Bild: Auf die Toilette müssen alle mal
Berlin taz | Wer kennt es nicht, man sitzt im Park oder geht spazieren und
plötzlich meldet sich die Blase. Doch wohin mit dem ganzen Wasser, das man
bei diesen Temperaturen literweise in sich reinschüttet? Wie gut, dass es
öffentliche Toiletten gibt, ganze 280 sind das in Berlin. Blöd nur, dass
diese nicht für alle Menschen zugänglich sind, wo doch der Toilettengang
eine der wenigen Sachen ist, die alle Menschen geschlechter- und
klassenübergreifend gemein haben.
Doch ausgerechnet anhand der beiden Merkmale Klasse und Geschlecht werden
Menschen in puncto Pinkeln diskriminiert. Schon seit Längerem gibt es in
Berlin Proteste – sogenannte [1][Piss-ins] – von Flinta, also Frauen,
Lesben, intersexuellen, nicht-binären, trans und agender Personen, gegen
die Benachteiligung auf dem Pott.
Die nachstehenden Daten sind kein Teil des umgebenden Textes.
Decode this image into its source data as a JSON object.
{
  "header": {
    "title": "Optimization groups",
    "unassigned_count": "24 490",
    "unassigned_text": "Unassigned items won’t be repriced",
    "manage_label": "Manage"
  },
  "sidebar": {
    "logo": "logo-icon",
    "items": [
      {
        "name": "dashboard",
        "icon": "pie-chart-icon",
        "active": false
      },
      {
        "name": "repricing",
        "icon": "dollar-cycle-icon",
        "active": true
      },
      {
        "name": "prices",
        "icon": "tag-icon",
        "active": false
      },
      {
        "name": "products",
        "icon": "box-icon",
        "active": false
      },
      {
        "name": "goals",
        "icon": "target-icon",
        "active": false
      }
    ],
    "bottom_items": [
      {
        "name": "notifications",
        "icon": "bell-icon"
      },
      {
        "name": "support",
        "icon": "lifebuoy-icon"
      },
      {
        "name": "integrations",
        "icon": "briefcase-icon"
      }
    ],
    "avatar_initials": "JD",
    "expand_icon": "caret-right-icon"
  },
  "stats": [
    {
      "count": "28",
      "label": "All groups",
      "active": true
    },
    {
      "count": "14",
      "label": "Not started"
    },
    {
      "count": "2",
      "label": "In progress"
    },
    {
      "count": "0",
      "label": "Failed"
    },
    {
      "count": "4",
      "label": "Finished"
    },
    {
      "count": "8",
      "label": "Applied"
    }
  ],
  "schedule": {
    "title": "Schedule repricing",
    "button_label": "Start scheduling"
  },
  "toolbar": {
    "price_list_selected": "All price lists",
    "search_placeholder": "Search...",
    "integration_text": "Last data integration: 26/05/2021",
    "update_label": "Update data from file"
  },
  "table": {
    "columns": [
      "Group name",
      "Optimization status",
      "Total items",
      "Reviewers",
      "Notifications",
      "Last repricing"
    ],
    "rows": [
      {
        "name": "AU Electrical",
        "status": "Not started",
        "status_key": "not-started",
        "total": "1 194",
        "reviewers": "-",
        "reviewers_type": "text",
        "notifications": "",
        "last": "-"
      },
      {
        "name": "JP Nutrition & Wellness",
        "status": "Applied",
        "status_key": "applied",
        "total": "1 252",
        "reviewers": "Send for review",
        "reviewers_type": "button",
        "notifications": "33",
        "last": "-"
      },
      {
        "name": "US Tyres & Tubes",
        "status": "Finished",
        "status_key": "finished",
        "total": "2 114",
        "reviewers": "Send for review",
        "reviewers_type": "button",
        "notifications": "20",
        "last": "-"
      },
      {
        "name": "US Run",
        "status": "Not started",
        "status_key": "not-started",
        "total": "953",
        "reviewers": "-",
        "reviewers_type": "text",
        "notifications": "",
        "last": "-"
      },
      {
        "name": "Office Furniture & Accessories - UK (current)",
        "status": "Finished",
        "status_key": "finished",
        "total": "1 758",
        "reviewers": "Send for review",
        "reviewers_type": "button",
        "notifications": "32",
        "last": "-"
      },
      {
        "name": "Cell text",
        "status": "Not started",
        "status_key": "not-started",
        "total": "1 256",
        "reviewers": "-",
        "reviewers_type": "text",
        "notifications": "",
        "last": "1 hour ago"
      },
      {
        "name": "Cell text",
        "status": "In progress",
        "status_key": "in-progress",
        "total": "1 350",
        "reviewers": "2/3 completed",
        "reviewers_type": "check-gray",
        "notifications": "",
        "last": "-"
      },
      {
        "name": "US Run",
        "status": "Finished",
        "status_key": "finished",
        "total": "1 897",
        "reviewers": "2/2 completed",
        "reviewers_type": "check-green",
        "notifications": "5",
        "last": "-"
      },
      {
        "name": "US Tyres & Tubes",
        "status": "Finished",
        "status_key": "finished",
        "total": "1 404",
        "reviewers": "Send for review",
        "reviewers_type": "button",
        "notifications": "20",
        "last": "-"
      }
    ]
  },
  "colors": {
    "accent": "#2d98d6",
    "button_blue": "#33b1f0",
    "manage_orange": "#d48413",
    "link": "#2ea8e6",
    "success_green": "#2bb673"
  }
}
Denn während Männer kostenlos Pissoirs
nutzen können, müssen Frauen 50 Cent bezahlen, um ihre Notdurft zu
verrichten.
Dabei verweist schon das Wort an sich darauf, worum es sich hierbei
handelt: um eine Notwendigkeit.
Leistungen bereitzustellen, die für ein menschliches Dasein notwendig sind,
ist Aufgabe der öffentlichen Daseinsvorsorge – und zu der gehören eben auch
Toiletten. Hier unterschiedliche Maßstäbe an die Nutzer*innen anzulegen,
ist nichts anderes als staatliche Diskriminierung – Frauen müssen
schließlich auch nicht mehr für die Müllentsorgung oder den Rundfunk
zahlen, nur weil sie keinen Penis haben.
Doch statt Pissoirs – beziehungsweise [2][Missoirs] – [3][auch für Frauen
kostenlos zur Verfügung zu stellen], legt Berlin in Sachen Diskriminierung
noch eins drauf: Seit dieser Woche [4][sind 230 der 280 Toiletten nur noch
bargeldlos], also mit Kreditkarte oder App benutzbar.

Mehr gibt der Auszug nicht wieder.